My own opinion of social networking sites is a bit more complex. I think the idea is inherently flawed because it seeks to wall off a section of the internet and then monetize the contributors. AOL started this trend, but they just charged you a monthly fee. How did that work for them? Who do you know that is still using them?
These new sites will simple become the “Geocities.com” or “Broadcast.com” of the new bubble. Yahoo! paid $5.7 billion for Broadcast.com in 1999 how much do you think Yahoo! is using that technology these days? Friendster.com was the biggest thing ever a few years ago. They even spurned Google as a suitor. They are probable kicking themselves for that one now.

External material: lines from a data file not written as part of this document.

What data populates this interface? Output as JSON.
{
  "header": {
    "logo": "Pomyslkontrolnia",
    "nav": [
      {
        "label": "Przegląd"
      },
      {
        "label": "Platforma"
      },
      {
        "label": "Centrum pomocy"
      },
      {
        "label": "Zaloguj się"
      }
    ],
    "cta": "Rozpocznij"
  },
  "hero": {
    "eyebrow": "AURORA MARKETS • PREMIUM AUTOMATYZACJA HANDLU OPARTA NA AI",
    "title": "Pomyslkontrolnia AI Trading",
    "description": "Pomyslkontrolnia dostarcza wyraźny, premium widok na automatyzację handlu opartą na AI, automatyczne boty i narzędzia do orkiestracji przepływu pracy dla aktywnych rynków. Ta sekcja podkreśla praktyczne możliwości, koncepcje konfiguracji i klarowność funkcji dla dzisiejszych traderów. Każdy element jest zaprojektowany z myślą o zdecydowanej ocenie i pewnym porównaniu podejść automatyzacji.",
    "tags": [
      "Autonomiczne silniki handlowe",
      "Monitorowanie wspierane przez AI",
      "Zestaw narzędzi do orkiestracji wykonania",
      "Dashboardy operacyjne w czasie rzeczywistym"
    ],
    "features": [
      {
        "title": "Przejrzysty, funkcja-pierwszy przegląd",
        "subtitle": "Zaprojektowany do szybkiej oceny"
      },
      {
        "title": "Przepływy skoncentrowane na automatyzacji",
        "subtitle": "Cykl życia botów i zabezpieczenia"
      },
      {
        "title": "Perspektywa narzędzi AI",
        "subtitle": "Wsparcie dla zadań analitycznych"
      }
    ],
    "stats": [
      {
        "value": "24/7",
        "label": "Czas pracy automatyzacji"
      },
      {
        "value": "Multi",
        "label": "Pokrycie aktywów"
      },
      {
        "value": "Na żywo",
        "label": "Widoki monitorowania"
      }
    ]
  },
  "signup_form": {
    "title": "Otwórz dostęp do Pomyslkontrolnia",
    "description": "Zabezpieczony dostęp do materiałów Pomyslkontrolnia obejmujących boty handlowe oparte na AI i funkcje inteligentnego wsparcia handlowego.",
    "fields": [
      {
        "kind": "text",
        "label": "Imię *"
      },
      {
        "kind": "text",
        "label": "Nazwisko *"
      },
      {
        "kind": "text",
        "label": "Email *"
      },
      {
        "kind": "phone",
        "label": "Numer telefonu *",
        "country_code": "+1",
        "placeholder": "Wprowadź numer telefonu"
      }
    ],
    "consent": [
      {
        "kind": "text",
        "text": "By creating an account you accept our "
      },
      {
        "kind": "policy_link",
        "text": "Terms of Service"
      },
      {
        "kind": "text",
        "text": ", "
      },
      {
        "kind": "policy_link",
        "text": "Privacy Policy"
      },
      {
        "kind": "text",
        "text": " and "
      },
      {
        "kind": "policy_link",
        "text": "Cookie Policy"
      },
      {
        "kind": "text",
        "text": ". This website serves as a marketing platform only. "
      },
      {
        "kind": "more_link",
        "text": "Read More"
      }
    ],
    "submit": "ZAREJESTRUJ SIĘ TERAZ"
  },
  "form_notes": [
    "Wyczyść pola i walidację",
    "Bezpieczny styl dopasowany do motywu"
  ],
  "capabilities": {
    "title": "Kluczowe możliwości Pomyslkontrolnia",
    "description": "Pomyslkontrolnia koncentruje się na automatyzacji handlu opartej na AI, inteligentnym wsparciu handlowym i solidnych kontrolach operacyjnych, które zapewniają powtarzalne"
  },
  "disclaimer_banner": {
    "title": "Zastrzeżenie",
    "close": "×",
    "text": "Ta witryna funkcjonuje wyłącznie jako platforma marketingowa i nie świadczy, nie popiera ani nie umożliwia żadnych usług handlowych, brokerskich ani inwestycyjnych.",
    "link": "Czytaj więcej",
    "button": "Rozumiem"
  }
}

These sites that rely on ads and traffic will simply shrivel up and go away. There will always be some new site that is hotter and more “with it”. People will flock to the new sites with veracious speed and you will hear a huge sucking sound as the AD revenue for the previous site will dry up.
Besides this bad revenue model, which in the long run is erratic and unsustainable, I think it encourages peoples idea that they know about the internet when in affect they know very little about how the web works. It wasn’t long ago that every tard with a Geocities.com webpage thought he was a web designer. Are we poised to send a whole group of people out into the workforce with this as their knowledge base?
Granpa Simpson: “I’m afraid of the future.”